A Chicago-based immigrant advocacy group has obtained data showing many unaccompanied immigrant youth are held in adult detention facilities longer than federally prescribed.
The National Immigrant Justice Center, which represents children who pass through federal custody facilities in the Chicago area, received the numbers after a two-year legal battle with the Department of Homeland Security. As part of a settlement, the NIJC secured information from 30 of the more than 200 adult immigrant detention facilities across the country.
“The government is failing to provide even the most basic protection for children,” said Mary Meg McCarthy, Executive Director of NIJC. “Our system has designed a place that’s age-appropriate for immigrant children, and that’s not adult detention facilities that are jails.”

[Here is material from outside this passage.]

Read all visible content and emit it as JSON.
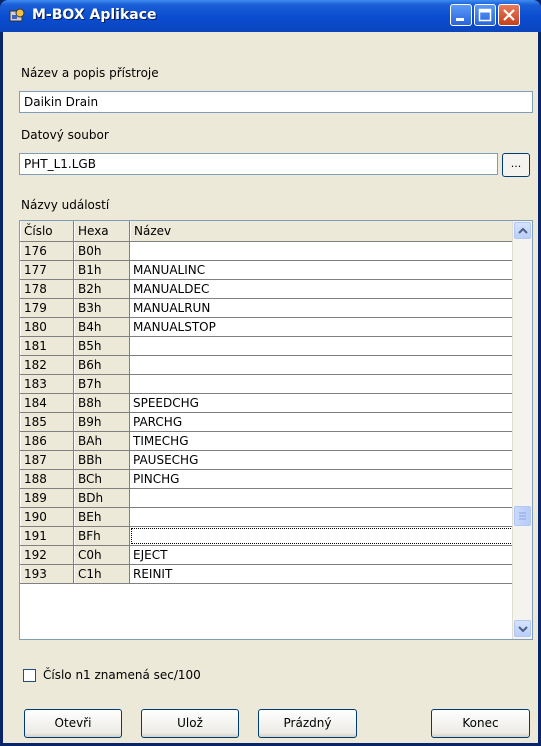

According to the data, more than 1,300 children were kept at adult immigration detention centers for more than three days between 2008 and 2012. Three of those facilities, the Jefferson County Jail, McHenry County Jail, and Tri-County Jail, are in Illinois.
Under the Trafficking Victims Protection Reauthorization Act of 2008, unaccompanied immigrant minors are required to be transferred to the federal Department of Health and Human Services within 72 hours of apprehension. The law makes an allowance for exceptional circumstances, particularly if the child is thought to pose a threat to national security. But McCarthy says she doubts that accounts for many cases.
“There’s something else behind this number, which is very unclear to me what’s driving this,” said McCarthy. WBEZ has reported that in the last two years, the U.S. has seen a tripling of unaccompanied immigrant minors, largely coming from Guatemala, El Salvador and Honduras. Many of them pass through Chicago while in the custody of the Office of Refugee Resettlement, under HHS.
A 2012 survey by the Women’s Refugee Commission found similar stories among roughly 150 children who immigrated illegally to the U.S. without adults. It found that many children reported being detained in overcrowded, low-temperature holding cells at adult detention facilities, at times denied blankets, adequate food, and showers. Most important, said McCarthy, is that children there are denied access to legal counsel.
In a written response to the NIJC report, ICE stated:
“ICE takes the responsibility of caring for Unaccompanied Alien Children (UAC) seriously and as of 2008, unaccompanied minors are not permitted to be detained by ICE for any longer than is necessary for Health and Human Services (HHS) to take custody of the minor. It is against ICE policy to detain an unaccompanied minor for more than 72 hours and in no instance will an unaccompanied minor be housed in an ICE detention facility while awaiting transfer to HHS. Unaccompanied minors are carefully kept in staging facilities away from the general population and minors are only held in ICE custody when accompanied by their parents in a facility designed to house families.”